Microchip em animais: o que é, vantagens e como implantar

Conheça um pouco mais sobre essa tecnologia, cada vez mais usada em animais domésticos.

Com o avanço das novas tecnologias, há um uso crescente de dados a partir do mundo virtual. E isso não se resume aos humanos. O desenvolvimento tecnológico também tem sido usado em prol dos animais, incluindo alguns serviços veterinários.

Um deles é a aplicação de um microchip no seu pet. Esse dispositivo minúsculo consegue armazenar um código que fornece informações importantes, tanto do animal quanto de seu dono. Na verdade, existem lugares onde o uso do microchip em bichos de estimação é mais que uma realidade, é algo obrigatório, como no Japão e em alguns países da Europa. Confira mais informações sobre essa nova tecnologia do universo pet.

O que é o microchip para pets?

Você pode estar se perguntando “para que eu devo colocar um microchip no meu cachorro ou gato?”. Trata-se de uma inovação tecnológica que facilita a identificação do seu animal. Isso porque é através dele que o veterinário poderá conhecer detalhes do seu pet, como nome, idade, histórico de doenças, raça e também as informações do dono do animal (nome, telefone, endereço, etc.).

Com isso, se um animal estiver perdido e tiver esse microchip, ao ser encaminhado para o veterinário, o profissional poderá fazer a leitura do chip e, consequentemente, localizar o dono do pet. O que acontece é que quando entra em contato com o leitor, o microchip fornece um número e esse número dá acesso a todas essas informações. Para tanto, é preciso fazer um cadastro em um banco de dados, de modo que qualquer pessoa possa acessá-lo com facilidade.

Vantagens

A maior vantagem de se implantar um microchip em um pet é a melhor identificação do animal caso ele se perca.
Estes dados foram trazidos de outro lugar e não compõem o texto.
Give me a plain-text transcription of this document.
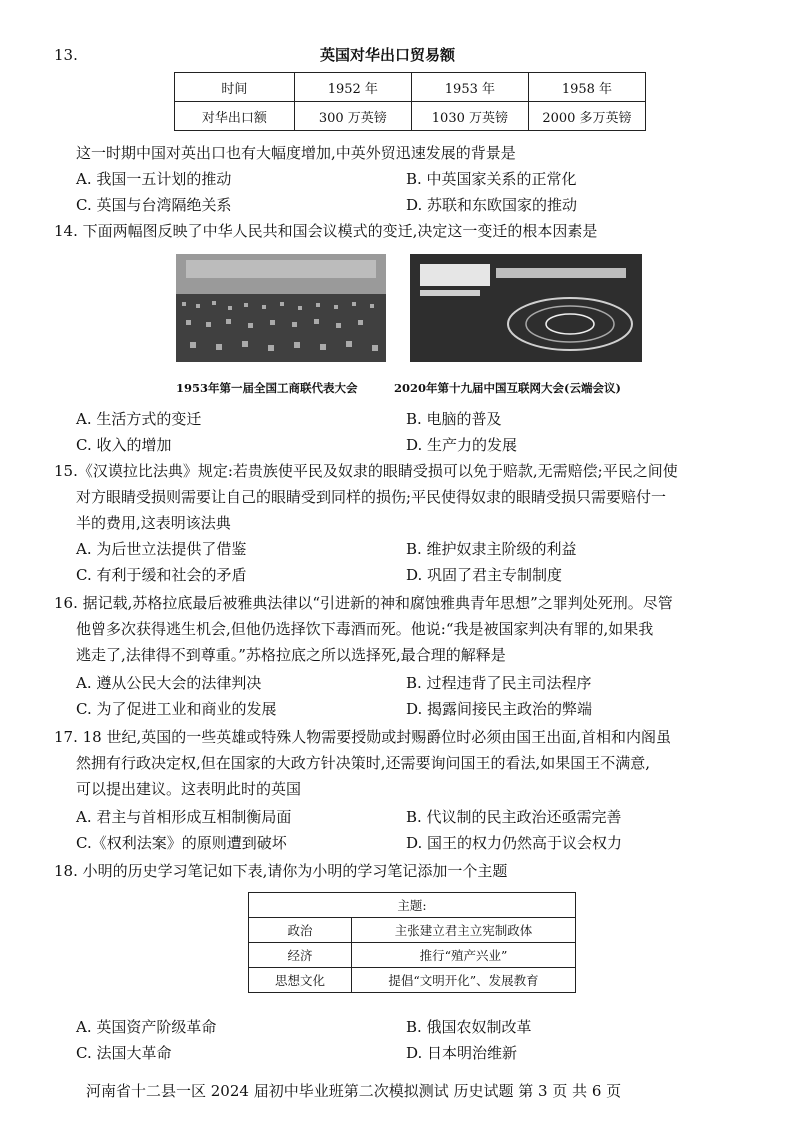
13.	英国对华出口贸易额
时间	1952 年	1953 年	1958 年
对华出口额	300 万英镑	1030 万英镑	2000 多万英镑
这一时期中国对英出口也有大幅度增加,中英外贸迅速发展的背景是
A. 我国一五计划的推动	B. 中英国家关系的正常化
C. 英国与台湾隔绝关系	D. 苏联和东欧国家的推动
14. 下面两幅图反映了中华人民共和国会议模式的变迁,决定这一变迁的根本因素是
1953年第一届全国工商联代表大会	2020年第十九届中国互联网大会(云端会议)
A. 生活方式的变迁	B. 电脑的普及
C. 收入的增加	D. 生产力的发展
15.《汉谟拉比法典》规定:若贵族使平民及奴隶的眼睛受损可以免于赔款,无需赔偿;平民之间使
对方眼睛受损则需要让自己的眼睛受到同样的损伤;平民使得奴隶的眼睛受损只需要赔付一
半的费用,这表明该法典
A. 为后世立法提供了借鉴	B. 维护奴隶主阶级的利益
C. 有利于缓和社会的矛盾	D. 巩固了君主专制制度
16. 据记载,苏格拉底最后被雅典法律以“引进新的神和腐蚀雅典青年思想”之罪判处死刑。尽管
他曾多次获得逃生机会,但他仍选择饮下毒酒而死。他说:“我是被国家判决有罪的,如果我
逃走了,法律得不到尊重。”苏格拉底之所以选择死,最合理的解释是
A. 遵从公民大会的法律判决	B. 过程违背了民主司法程序
C. 为了促进工业和商业的发展	D. 揭露间接民主政治的弊端
17. 18 世纪,英国的一些英雄或特殊人物需要授勋或封赐爵位时必须由国王出面,首相和内阁虽
然拥有行政决定权,但在国家的大政方针决策时,还需要询问国王的看法,如果国王不满意,
可以提出建议。这表明此时的英国
A. 君主与首相形成互相制衡局面	B. 代议制的民主政治还亟需完善
C.《权利法案》的原则遭到破坏	D. 国王的权力仍然高于议会权力
18. 小明的历史学习笔记如下表,请你为小明的学习笔记添加一个主题
主题:	
政治	主张建立君主立宪制政体
经济	推行“殖产兴业”
思想文化	提倡“文明开化”、发展教育
A. 英国资产阶级革命	B. 俄国农奴制改革
C. 法国大革命	D. 日本明治维新
河南省十二县一区 2024 届初中毕业班第二次模拟测试 历史试题 第 3 页 共 6 页
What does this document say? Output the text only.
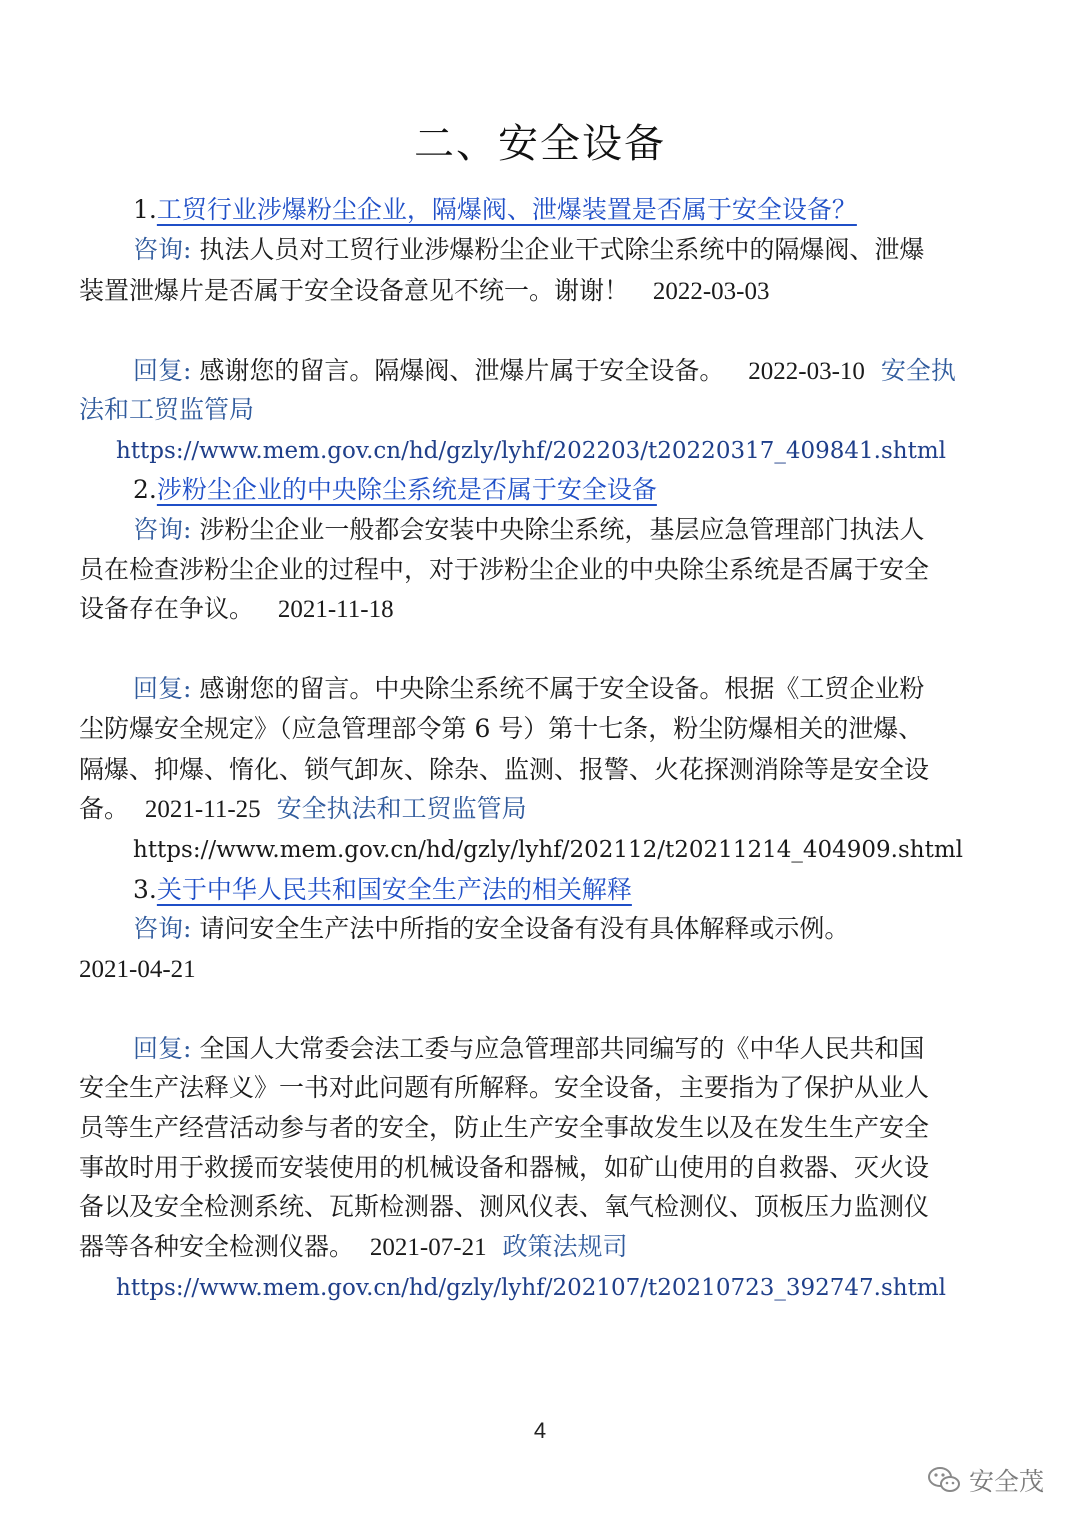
二、安全设备
1.工贸行业涉爆粉尘企业，隔爆阀、泄爆装置是否属于安全设备？
咨询: 执法人员对工贸行业涉爆粉尘企业干式除尘系统中的隔爆阀、泄爆
装置泄爆片是否属于安全设备意见不统一。谢谢！ 2022-03-03
回复: 感谢您的留言。隔爆阀、泄爆片属于安全设备。 2022-03-10 安全执
法和工贸监管局
https://www.mem.gov.cn/hd/gzly/lyhf/202203/t20220317_409841.shtml
2.涉粉尘企业的中央除尘系统是否属于安全设备
咨询: 涉粉尘企业一般都会安装中央除尘系统，基层应急管理部门执法人
员在检查涉粉尘企业的过程中，对于涉粉尘企业的中央除尘系统是否属于安全
设备存在争议。 2021-11-18
回复: 感谢您的留言。中央除尘系统不属于安全设备。根据《工贸企业粉
尘防爆安全规定》（应急管理部令第 6 号）第十七条，粉尘防爆相关的泄爆、
隔爆、抑爆、惰化、锁气卸灰、除杂、监测、报警、火花探测消除等是安全设
备。 2021-11-25 安全执法和工贸监管局
https://www.mem.gov.cn/hd/gzly/lyhf/202112/t20211214_404909.shtml
3.关于中华人民共和国安全生产法的相关解释
咨询: 请问安全生产法中所指的安全设备有没有具体解释或示例。
2021-04-21
回复: 全国人大常委会法工委与应急管理部共同编写的《中华人民共和国
安全生产法释义》一书对此问题有所解释。安全设备，主要指为了保护从业人
员等生产经营活动参与者的安全，防止生产安全事故发生以及在发生生产安全
事故时用于救援而安装使用的机械设备和器械，如矿山使用的自救器、灭火设
备以及安全检测系统、瓦斯检测器、测风仪表、氧气检测仪、顶板压力监测仪
器等各种安全检测仪器。 2021-07-21 政策法规司
https://www.mem.gov.cn/hd/gzly/lyhf/202107/t20210723_392747.shtml
4
安全茂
Isso porque através do chip, é possível localizar o dono do animal e, em casos de adoção, identificar o histórico do bichinho, conhecer suas possíveis doenças, idade, etc.

O procedimento é bem pouco invasivo e o custo é relativamente baixo entre R$100 e R$200 , sendo feito apenas uma vez. A vida útil do microchip é de 100 anos (que é o tempo de decomposição da sua estrutura), idade bem maior que a da maioria dos animais domésticos. Além disso, não é preciso fazer troca ou manutenção periódica. A implantação também não traz riscos à vida do animal, bem como não interfere em nada na sua saúde.

Como implantar?

O implante do microchip em animais deve ser feito exclusivamente em clínicas veterinárias por profissionais capacitados, sendo bem rápida e pouco dolorosa. Primeiro é feita uma limpeza no local (o mais indicado geralmente é a região da nuca) e depois o aparelho é inserido através de uma seringa de modo subcutâneo.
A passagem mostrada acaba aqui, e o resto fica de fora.